For some of us living with water relates to things like turning on the tap and discovering the water has a funny taste and further experimentation allows you to set it on fire, or you turn on the tap and everything below the basket falls off because its old and rotten and for the last decade nobody has been spending any money on replacing rotting infrastructure
Maybe for you its the roof leaks, or the basement floods, or last winter it just never stopped snowing and the drifts haven't melted yet.
For California I'm aware that the water has packed up and left and taken the kids.
West Texas, the southwest and soon the midwest would be in the same boat if there was any water left to float it. For the Great Lakes its invasive species.

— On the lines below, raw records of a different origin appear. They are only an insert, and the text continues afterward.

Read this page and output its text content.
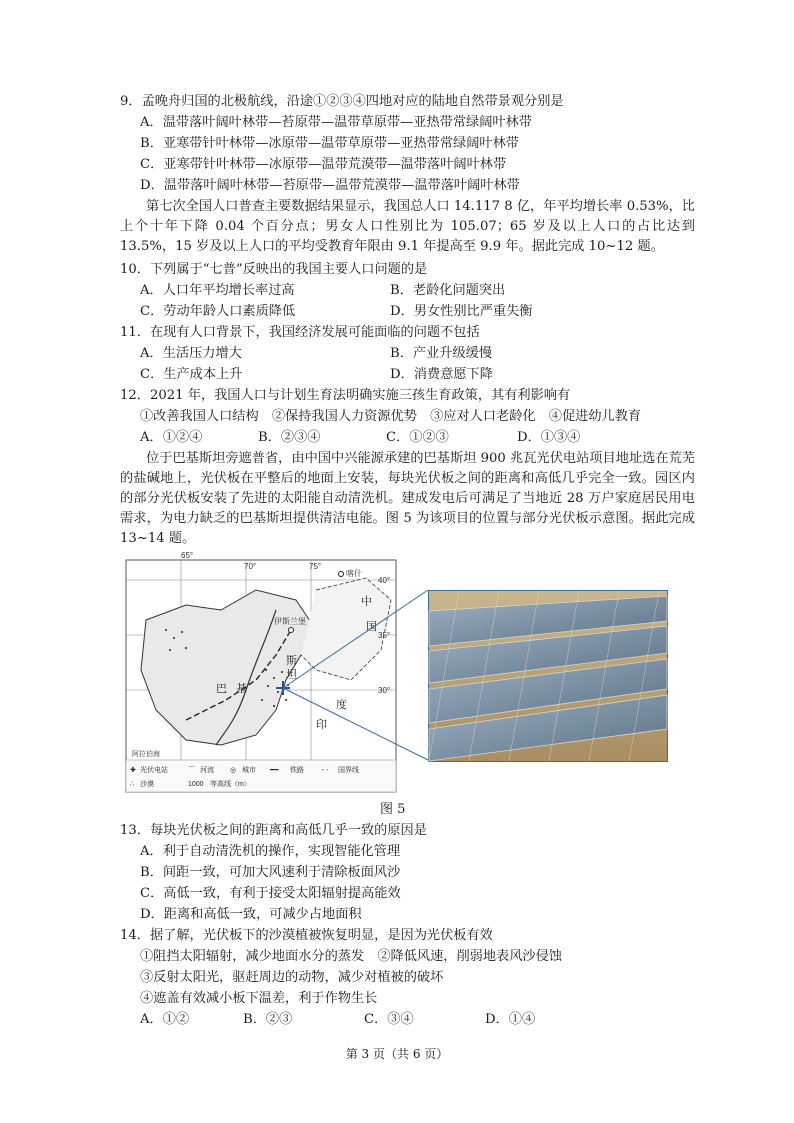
9．孟晚舟归国的北极航线，沿途①②③④四地对应的陆地自然带景观分别是
A．温带落叶阔叶林带—苔原带—温带草原带—亚热带常绿阔叶林带
B．亚寒带针叶林带—冰原带—温带草原带—亚热带常绿阔叶林带
C．亚寒带针叶林带—冰原带—温带荒漠带—温带落叶阔叶林带
D．温带落叶阔叶林带—苔原带—温带荒漠带—温带落叶阔叶林带
第七次全国人口普查主要数据结果显示，我国总人口 14.117 8 亿，年平均增长率 0.53%，比上个十年下降 0.04 个百分点；男女人口性别比为 105.07；65 岁及以上人口的占比达到 13.5%，15 岁及以上人口的平均受教育年限由 9.1 年提高至 9.9 年。据此完成 10~12 题。
10．下列属于“七普”反映出的我国主要人口问题的是
A．人口年平均增长率过高	B．老龄化问题突出
C．劳动年龄人口素质降低	D．男女性别比严重失衡
11．在现有人口背景下，我国经济发展可能面临的问题不包括
A．生活压力增大	B．产业升级缓慢
C．生产成本上升	D．消费意愿下降
12．2021 年，我国人口与计划生育法明确实施三孩生育政策，其有利影响有
①改善我国人口结构　②保持我国人力资源优势　③应对人口老龄化　④促进幼儿教育
A．①②④	B．②③④	C．①②③	D．①③④
位于巴基斯坦旁遮普省，由中国中兴能源承建的巴基斯坦 900 兆瓦光伏电站项目地址选在荒芜的盐碱地上，光伏板在平整后的地面上安装，每块光伏板之间的距离和高低几乎完全一致。园区内的部分光伏板安装了先进的太阳能自动清洗机。建成发电后可满足了当地近 28 万户家庭居民用电需求，为电力缺乏的巴基斯坦提供清洁电能。图 5 为该项目的位置与部分光伏板示意图。据此完成 13~14 题。
65°
70°	75°
40°
35°
30°
喀什
伊斯兰堡
阿拉伯海
中
国
巴 基
斯
坦
印
度
✚ 光伏电站	⌒ 河流 ◎ 城市 ━━ 铁路	- - 国界线
∴ 沙漠	1000 等高线（m）
图 5
13．每块光伏板之间的距离和高低几乎一致的原因是
A．利于自动清洗机的操作，实现智能化管理
B．间距一致，可加大风速利于清除板面风沙
C．高低一致，有利于接受太阳辐射提高能效
D．距离和高低一致，可减少占地面积
14．据了解，光伏板下的沙漠植被恢复明显，是因为光伏板有效
①阻挡太阳辐射，减少地面水分的蒸发　②降低风速，削弱地表风沙侵蚀
③反射太阳光，驱赶周边的动物，减少对植被的破坏
④遮盖有效减小板下温差，利于作物生长
A．①②	B．②③	C．③④	D．①④
第 3 页（共 6 页）
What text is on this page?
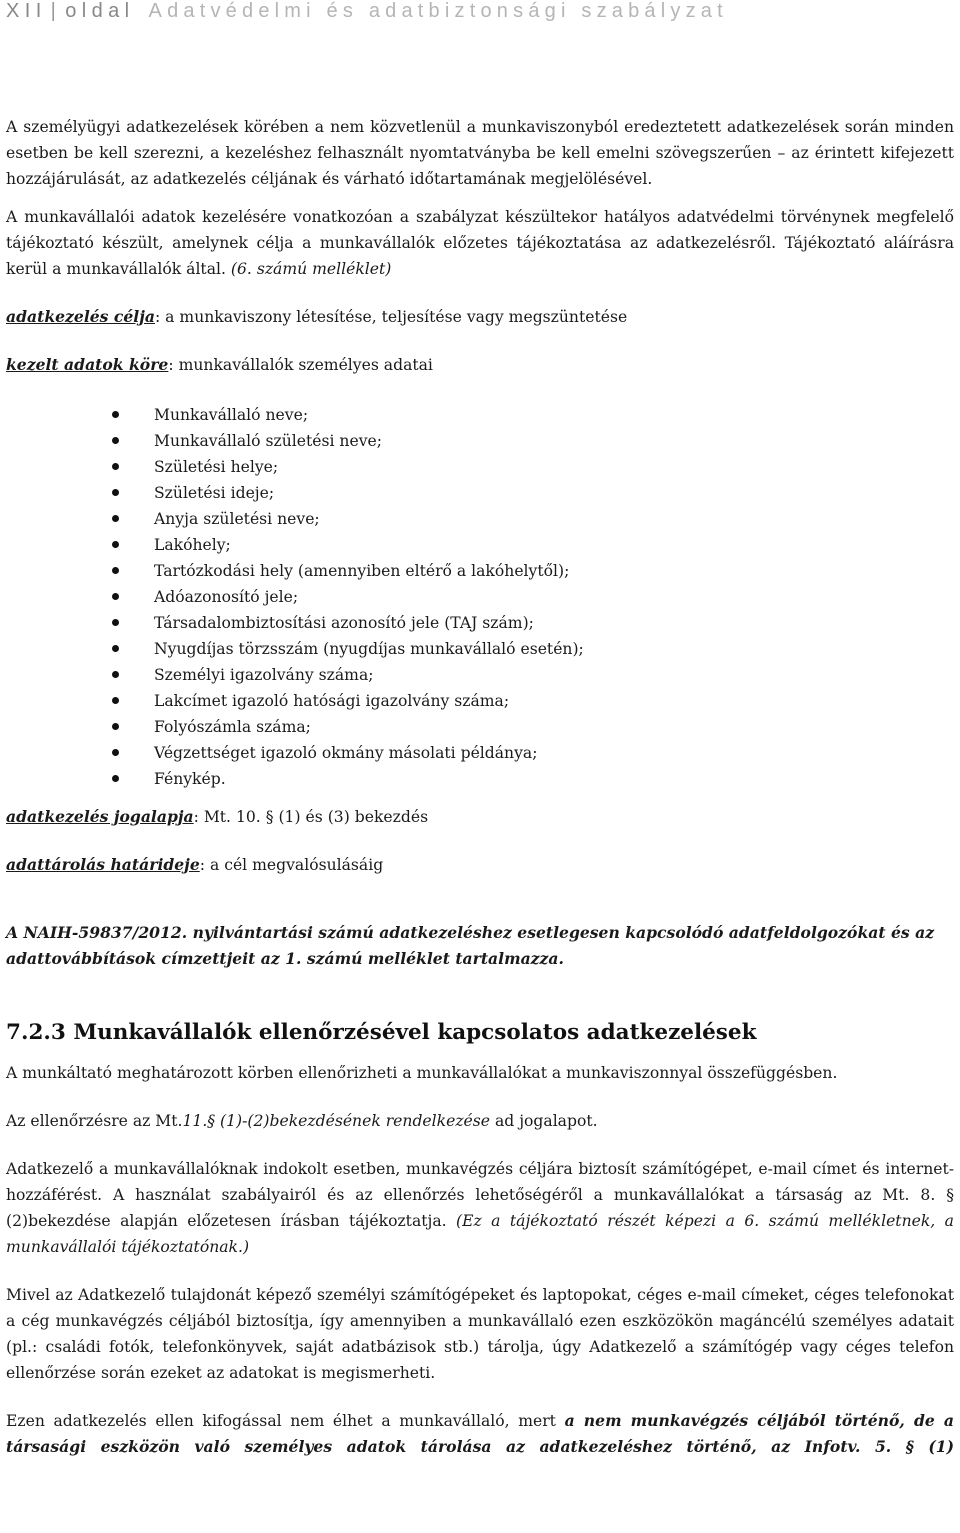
XII | oldal Adatvédelmi és adatbiztonsági szabályzat

A személyügyi adatkezelések körében a nem közvetlenül a munkaviszonyból eredeztetett adatkezelések során minden esetben be kell szerezni, a kezeléshez felhasznált nyomtatványba be kell emelni szövegszerűen – az érintett kifejezett hozzájárulását, az adatkezelés céljának és várható időtartamának megjelölésével.

A munkavállalói adatok kezelésére vonatkozóan a szabályzat készültekor hatályos adatvédelmi törvénynek megfelelő tájékoztató készült, amelynek célja a munkavállalók előzetes tájékoztatása az adatkezelésről. Tájékoztató aláírásra kerül a munkavállalók által. (6. számú melléklet)

adatkezelés célja: a munkaviszony létesítése, teljesítése vagy megszüntetése

kezelt adatok köre: munkavállalók személyes adatai

Munkavállaló neve;
Munkavállaló születési neve;
Születési helye;
Születési ideje;
Anyja születési neve;
Lakóhely;
Tartózkodási hely (amennyiben eltérő a lakóhelytől);
Adóazonosító jele;
Társadalombiztosítási azonosító jele (TAJ szám);
Nyugdíjas törzsszám (nyugdíjas munkavállaló esetén);
Személyi igazolvány száma;
Lakcímet igazoló hatósági igazolvány száma;
Folyószámla száma;
Végzettséget igazoló okmány másolati példánya;
Fénykép.

adatkezelés jogalapja: Mt. 10. § (1) és (3) bekezdés

adattárolás határideje: a cél megvalósulásáig

A NAIH-59837/2012. nyilvántartási számú adatkezeléshez esetlegesen kapcsolódó adatfeldolgozókat és az adattovábbítások címzettjeit az 1. számú melléklet tartalmazza.

7.2.3 Munkavállalók ellenőrzésével kapcsolatos adatkezelések

A munkáltató meghatározott körben ellenőrizheti a munkavállalókat a munkaviszonnyal összefüggésben.

Az ellenőrzésre az Mt.11.§ (1)-(2)bekezdésének rendelkezése ad jogalapot.

Adatkezelő a munkavállalóknak indokolt esetben, munkavégzés céljára biztosít számítógépet, e-mail címet és internet-hozzáférést. A használat szabályairól és az ellenőrzés lehetőségéről a munkavállalókat a társaság az Mt. 8. § (2)bekezdése alapján előzetesen írásban tájékoztatja. (Ez a tájékoztató részét képezi a 6. számú mellékletnek, a munkavállalói tájékoztatónak.)

Mivel az Adatkezelő tulajdonát képező személyi számítógépeket és laptopokat, céges e-mail címeket, céges telefonokat a cég munkavégzés céljából biztosítja, így amennyiben a munkavállaló ezen eszközökön magáncélú személyes adatait (pl.: családi fotók, telefonkönyvek, saját adatbázisok stb.) tárolja, úgy Adatkezelő a számítógép vagy céges telefon ellenőrzése során ezeket az adatokat is megismerheti.

Ezen adatkezelés ellen kifogással nem élhet a munkavállaló, mert a nem munkavégzés céljából történő, de a társasági eszközön való személyes adatok tárolása az adatkezeléshez történő, az Infotv. 5. § (1)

Looking at the East coast as modeled by Florida, it appears we have a bit more than we need with the latest projections scrubbing the 2 feet by 2050 and 2 meters by 2100 with 3 meters and 5 meters respectively. Our rising sea levels are what will take us out.

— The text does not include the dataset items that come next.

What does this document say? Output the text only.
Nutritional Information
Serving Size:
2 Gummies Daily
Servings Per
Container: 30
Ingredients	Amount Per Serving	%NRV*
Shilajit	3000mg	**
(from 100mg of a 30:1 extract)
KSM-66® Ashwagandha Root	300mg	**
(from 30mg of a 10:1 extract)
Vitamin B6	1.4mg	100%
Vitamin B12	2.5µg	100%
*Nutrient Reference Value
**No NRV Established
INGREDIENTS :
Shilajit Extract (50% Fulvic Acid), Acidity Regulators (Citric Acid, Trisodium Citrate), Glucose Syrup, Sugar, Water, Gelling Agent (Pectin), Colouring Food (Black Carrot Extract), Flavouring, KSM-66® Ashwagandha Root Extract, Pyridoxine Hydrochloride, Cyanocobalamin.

This is a design competition sponsored by the City of Boston, The Boston Redevelopment Authority, The Boston Housing Authority, The Boston Society of Architects, The Barr Foundation and others.
The semi finalist submissions are dealing with the IPCC projections from Report V, so not as yet realizing that melting polar ice will before long have flooded the city to the point where seawalls and levees can't stop it, and eventually 60 meters.
This condition will apply to the entirety of the Bos/Wash a continuous strip city or megalopolis first identified in the sixties and now extending to Florida with more than 100 cities with populations over 100,000 facing destruction from flooding and FEMA and the EPA letting local communities know there will be no affordable flood insurance and no new mortgages without it; no replenishment of beaches and jetties, no repair of seawalls and levees.
In some cases such as Florida, Louisiana, New Jersey, Delaware whole states will be lost, in other cases the flooding will only extend inland 100 miles or so.
In that strip is 90% of our aging rotted infrastructure. If we replace it where it stands it will just be lost to flooding. If we relocate it inland we have to take everything; transportation, seaports, airports, railroads, roads, bridges, tunnels; communications, commerce, housing, public infrastructure, sports stadiums, convention centers, shopping malls, politically gerrymandered districts and precincts... Police, Fire, Power plants, water and sewage treatment plants, most of our manufacturing, most of our agriculture, well established neighborhoods...
The master planning is data intensive and will take upwards of twenty five years.
I'd like to know what people think about this. Salvaging and relocating all of our cities will require an investment of more than a trillion dollars every year for the next century and will have to be coordinated with new plans for alternative energy, mass transit, hydroponics and aquaculture to help mediate climate change.
When we are done there will very likely be either twice as many people living on the planet, 14-16 Billion of us, or the tropics will be uninhabitable and the population crash will have destroyed civilization as we know it.